The programs are designed to coax rather than compel businesses, industries and in some cases individuals to reduce, for example, airborne emissions, agricultural runoff or the use of toxic chemicals with incentives ranging from expert advice and public recognition to an easing of some regulatory restrictions and market advantages.
Despite considerable experience with them, however, questions remain about how effective the voluntary programs are, and under what circumstances. Michael Delgado, assistant professor of agricultural economics, is using statistical models and Purdue’s community cluster supercomputers to generate answers that could help guide policymakers in the future.
"Recently, environmental issues are at the forefront of policy at the state level, the national level, the global level," Delgado says. "I think it's a great environment to apply econometric models to get a really rich set of results that we can take to policymakers and say here's what we're finding and here's how you might use our results."
"If these programs don't actually work, then we're investing a lot of money and we're not actually reducing pollution," Delgado adds. "Using the kind of statistics that I use we can see not only did this program work but for what types of companies. We can say, OK, if it worked for firms in this industry then we should be targeting these voluntary programs to this industry and maybe not somewhere else where it doesn't seem to be effective."

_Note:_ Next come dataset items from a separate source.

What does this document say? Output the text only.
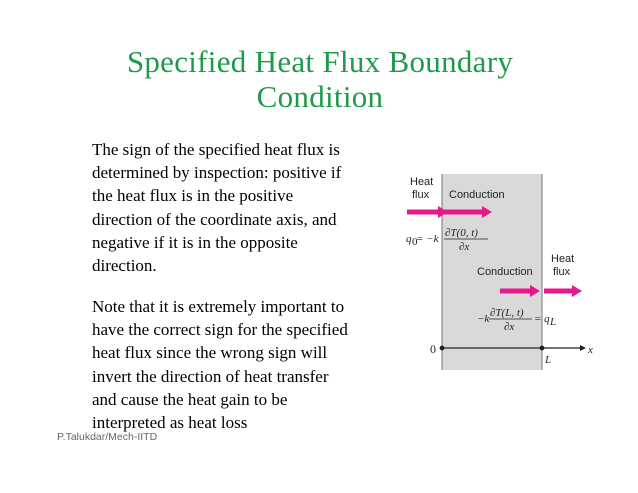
Specified Heat Flux Boundary
Condition
The sign of the specified heat flux is
determined by inspection: positive if
the heat flux is in the positive
direction of the coordinate axis, and
negative if it is in the opposite
direction.
Note that it is extremely important to
have the correct sign for the specified
heat flux since the wrong sign will
invert the direction of heat transfer
and cause the heat gain to be
interpreted as heat loss
P.Talukdar/Mech-IITD
Heat
flux Conduction
q 0
= −k ∂T(0, t)
∂x
Conduction
Heat
flux
−k ∂T(L, t)
∂x
= q L
0
L
x
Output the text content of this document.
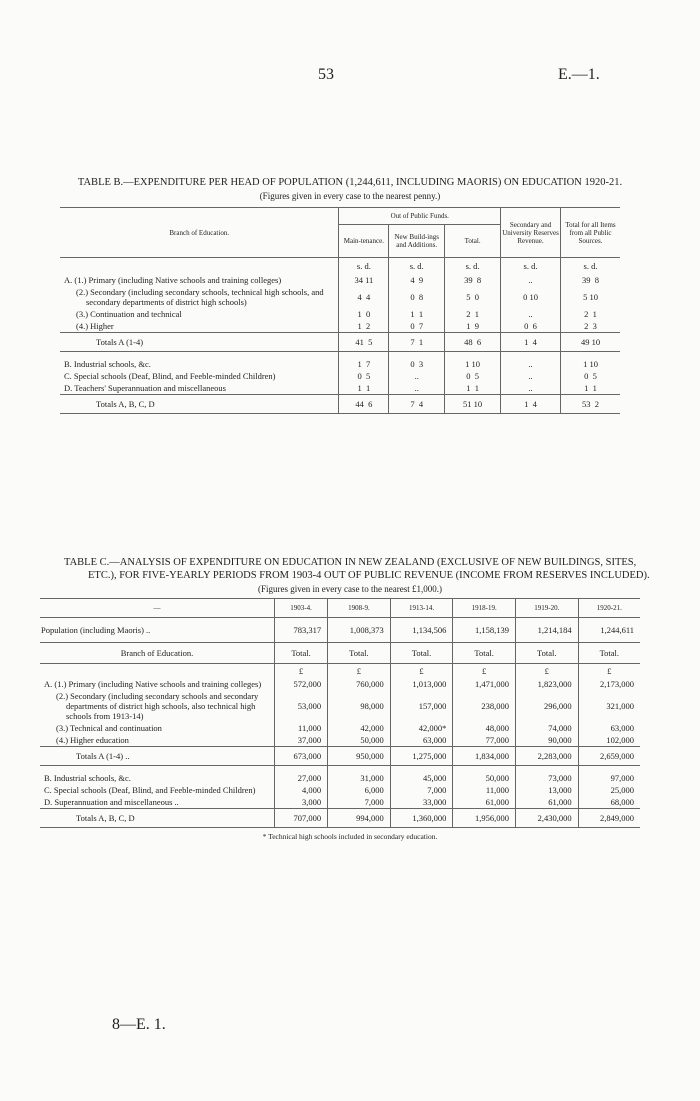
53	E.—1.
TABLE B.—EXPENDITURE PER HEAD OF POPULATION (1,244,611, INCLUDING MAORIS) ON EDUCATION 1920-21.
(Figures given in every case to the nearest penny.)
Branch of Education.	Out of Public Funds.			Secondary and University Reserves Revenue.	Total for all Items from all Public Sources.
	Main-tenance.	New Build-ings and Additions.	Total.		
	s. d.	s. d.	s. d.	s. d.	s. d.
A. (1.) Primary (including Native schools and training colleges)	34 11	4  9	39  8	..	39  8
(2.) Secondary (including secondary schools, technical high schools, and secondary departments of district high schools)	4  4	0  8	5  0	0 10	5 10
(3.) Continuation and technical	1  0	1  1	2  1	..	2  1
(4.) Higher	1  2	0  7	1  9	0  6	2  3
Totals A (1-4)	41  5	7  1	48  6	1  4	49 10

B. Industrial schools, &c.	1  7	0  3	1 10	..	1 10
C. Special schools (Deaf, Blind, and Feeble-minded Children)	0  5	..	0  5	..	0  5
D. Teachers' Superannuation and miscellaneous	1  1	..	1  1	..	1  1
Totals A, B, C, D	44  6	7  4	51 10	1  4	53  2
TABLE C.—ANALYSIS OF EXPENDITURE ON EDUCATION IN NEW ZEALAND (EXCLUSIVE OF NEW BUILDINGS, SITES, ETC.), FOR FIVE-YEARLY PERIODS FROM 1903-4 OUT OF PUBLIC REVENUE (INCOME FROM RESERVES INCLUDED).
(Figures given in every case to the nearest £1,000.)
—	1903-4.	1908-9.	1913-14.	1918-19.	1919-20.	1920-21.
Population (including Maoris) ..	783,317	1,008,373	1,134,506	1,158,139	1,214,184	1,244,611
Branch of Education.	Total.	Total.	Total.	Total.	Total.	Total.
	£	£	£	£	£	£
A. (1.) Primary (including Native schools and training colleges)	572,000	760,000	1,013,000	1,471,000	1,823,000	2,173,000
(2.) Secondary (including secondary schools and secondary departments of district high schools, also technical high schools from 1913-14)	53,000	98,000	157,000	238,000	296,000	321,000
(3.) Technical and continuation	11,000	42,000	42,000*	48,000	74,000	63,000
(4.) Higher education	37,000	50,000	63,000	77,000	90,000	102,000
Totals A (1-4) ..	673,000	950,000	1,275,000	1,834,000	2,283,000	2,659,000

B. Industrial schools, &c.	27,000	31,000	45,000	50,000	73,000	97,000
C. Special schools (Deaf, Blind, and Feeble-minded Children)	4,000	6,000	7,000	11,000	13,000	25,000
D. Superannuation and miscellaneous ..	3,000	7,000	33,000	61,000	61,000	68,000
Totals A, B, C, D	707,000	994,000	1,360,000	1,956,000	2,430,000	2,849,000
* Technical high schools included in secondary education.
8—E. 1.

Delgado also uses modeling to look at questions involving economic development, for instance the effects of education on growth rates in developing countries, and his research has involved issues such as consumer demand for hybrid cars as well.

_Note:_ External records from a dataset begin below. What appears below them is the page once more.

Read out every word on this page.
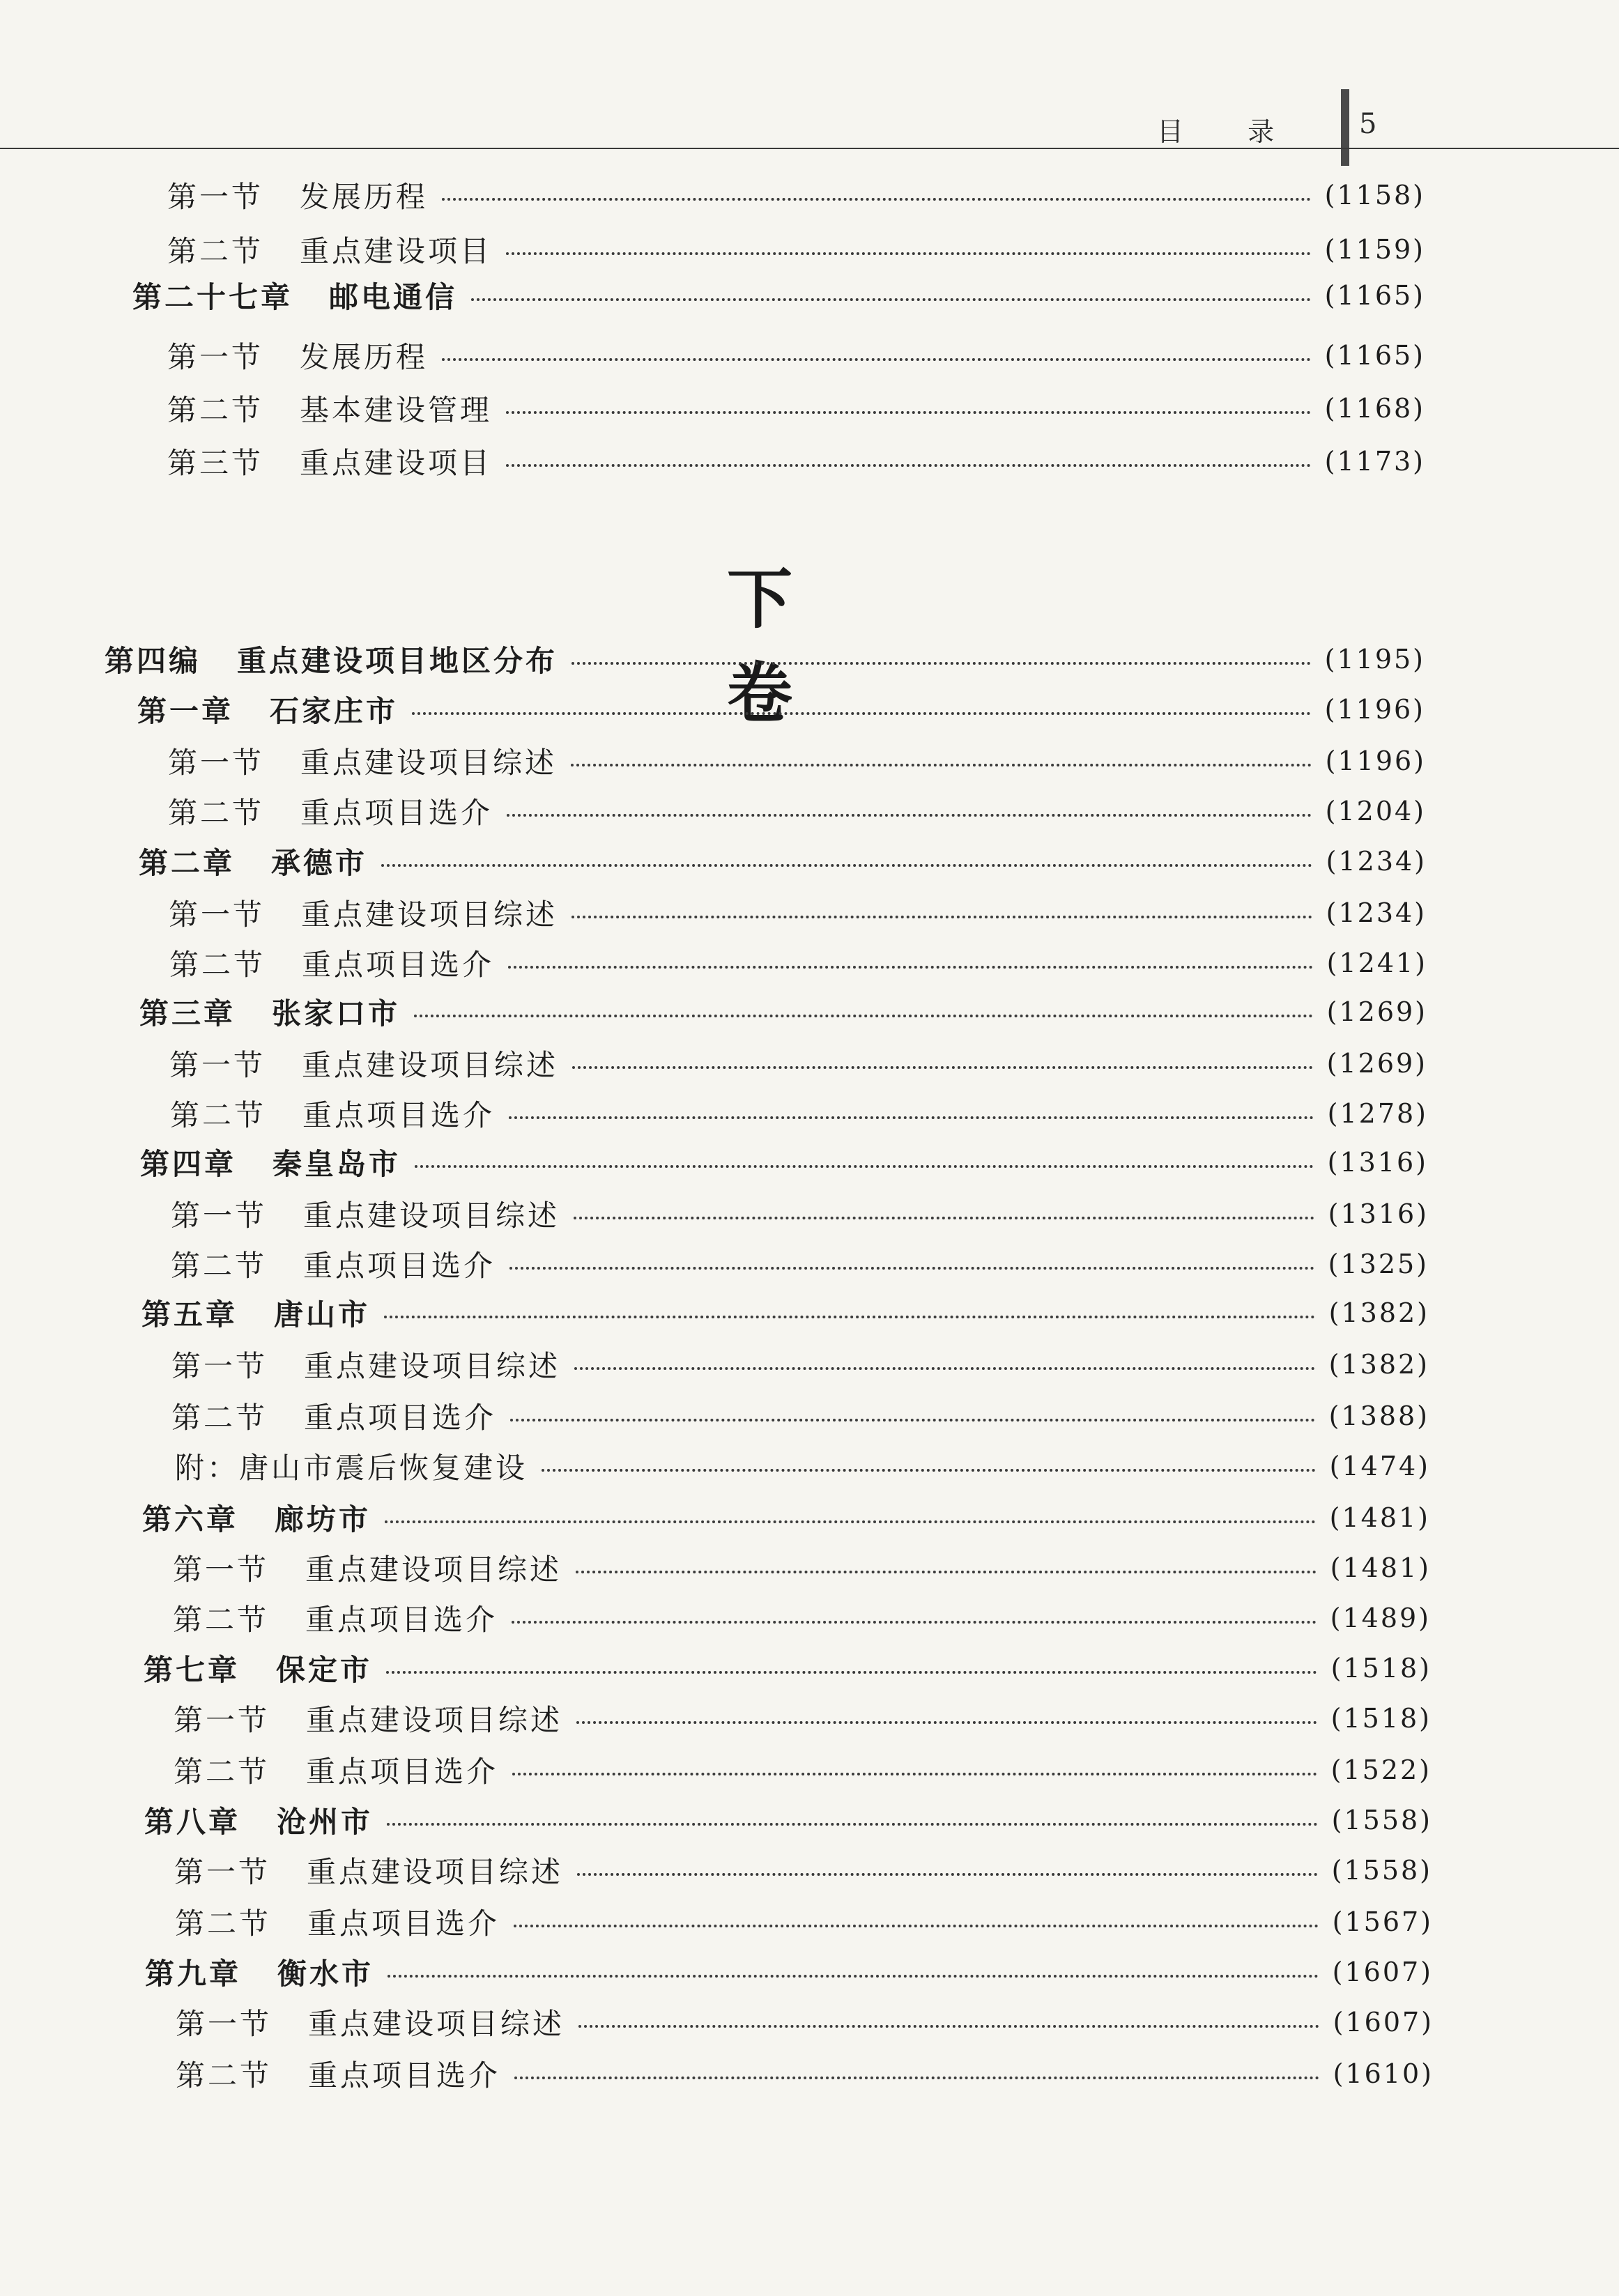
目 录 5
下 卷
第一节 发展历程	(1158)
第二节 重点建设项目	(1159)
第二十七章 邮电通信	(1165)
第一节 发展历程	(1165)
第二节 基本建设管理	(1168)
第三节 重点建设项目	(1173)
第四编 重点建设项目地区分布	(1195)
第一章 石家庄市	(1196)
第一节 重点建设项目综述	(1196)
第二节 重点项目选介	(1204)
第二章 承德市	(1234)
第一节 重点建设项目综述	(1234)
第二节 重点项目选介	(1241)
第三章 张家口市	(1269)
第一节 重点建设项目综述	(1269)
第二节 重点项目选介	(1278)
第四章 秦皇岛市	(1316)
第一节 重点建设项目综述	(1316)
第二节 重点项目选介	(1325)
第五章 唐山市	(1382)
第一节 重点建设项目综述	(1382)
第二节 重点项目选介	(1388)
附： 唐山市震后恢复建设	(1474)
第六章 廊坊市	(1481)
第一节 重点建设项目综述	(1481)
第二节 重点项目选介	(1489)
第七章 保定市	(1518)
第一节 重点建设项目综述	(1518)
第二节 重点项目选介	(1522)
第八章 沧州市	(1558)
第一节 重点建设项目综述	(1558)
第二节 重点项目选介	(1567)
第九章 衡水市	(1607)
第一节 重点建设项目综述	(1607)
第二节 重点项目选介	(1610)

In a broad sense his research, falls into the category of econometrics, the application of mathematics, statistical methods — and more recently computer science — to economic data. He works with large data sets on global, country and state scales and data covering individual industries and companies as well as individual pollutants.
His models tend to be nonparametric and semiparametric, which means they make fewer assumptions about the data, as is done in parametric models to simplify a problem, and demand more computational muscle to get timely solutions. The payoff is more robust results. He also employs computationally demanding nonlinear optimization problems to set parameter values for his models.

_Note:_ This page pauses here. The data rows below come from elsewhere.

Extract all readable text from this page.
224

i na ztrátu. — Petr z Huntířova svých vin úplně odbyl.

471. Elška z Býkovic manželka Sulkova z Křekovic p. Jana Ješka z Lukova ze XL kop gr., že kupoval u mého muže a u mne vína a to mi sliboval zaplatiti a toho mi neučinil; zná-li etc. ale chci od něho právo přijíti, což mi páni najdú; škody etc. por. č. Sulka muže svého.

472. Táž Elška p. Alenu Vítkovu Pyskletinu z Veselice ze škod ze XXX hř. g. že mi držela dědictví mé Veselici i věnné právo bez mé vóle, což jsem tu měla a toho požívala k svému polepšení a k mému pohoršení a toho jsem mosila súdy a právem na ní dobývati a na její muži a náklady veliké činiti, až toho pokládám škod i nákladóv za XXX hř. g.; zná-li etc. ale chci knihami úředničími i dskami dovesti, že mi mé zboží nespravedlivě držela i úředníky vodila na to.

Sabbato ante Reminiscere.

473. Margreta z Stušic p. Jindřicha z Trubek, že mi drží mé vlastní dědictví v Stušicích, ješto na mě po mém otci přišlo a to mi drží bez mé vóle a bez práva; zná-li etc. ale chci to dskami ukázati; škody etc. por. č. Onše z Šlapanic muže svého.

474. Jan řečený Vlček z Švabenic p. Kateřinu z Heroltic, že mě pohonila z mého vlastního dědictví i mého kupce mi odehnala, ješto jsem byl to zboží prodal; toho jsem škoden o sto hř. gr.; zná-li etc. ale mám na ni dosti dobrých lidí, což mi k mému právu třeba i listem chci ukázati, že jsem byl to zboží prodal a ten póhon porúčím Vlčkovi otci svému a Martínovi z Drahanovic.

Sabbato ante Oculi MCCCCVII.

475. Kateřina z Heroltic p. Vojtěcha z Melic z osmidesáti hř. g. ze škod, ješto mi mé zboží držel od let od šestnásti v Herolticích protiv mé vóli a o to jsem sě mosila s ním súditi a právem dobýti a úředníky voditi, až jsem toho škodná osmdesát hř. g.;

"The standard approach with a lot of simplifying assumptions can be run on any laptop or any desktop," Delgado says. "What I do can take a standard computer weeks. Even if you want to do it that way, maybe you can run one model. But to get a robust set of results we want to run a model multiple times, or we want to change some parameter values and run it a little bit differently and we want to do that multiple times."
The Carter community cluster, in which Delgado is a faculty partner, lets him run multiple jobs in parallel on a plethora of processors, both from his own piece of Carter and from nodes of other faculty partners when they’re idle.
"That's why I turn to a cluster computing environment where I can run things in parallel," Delgado says. "I just send the job to the cluster and it will do the job much faster and send me back the results."
Delgado also uses Purdue's DiaGrid distributed computing system, which can make thousands of processors available, and SubmitR, a Web-based interface for the R statistical computing environment he employs in his research. SubmitR is available free to Purdue researchers and their students on the DiaGrid hub at diagrid.org.
Delgado says the processing power and long run times available with SubmitR and DiaGrid have been a good fit for large Monte Carlo simulations on which he and colleagues work.
"SubmitR is particularly suited for running large simulations that require thousands of independent computations, at least for my purposes," Delgado says.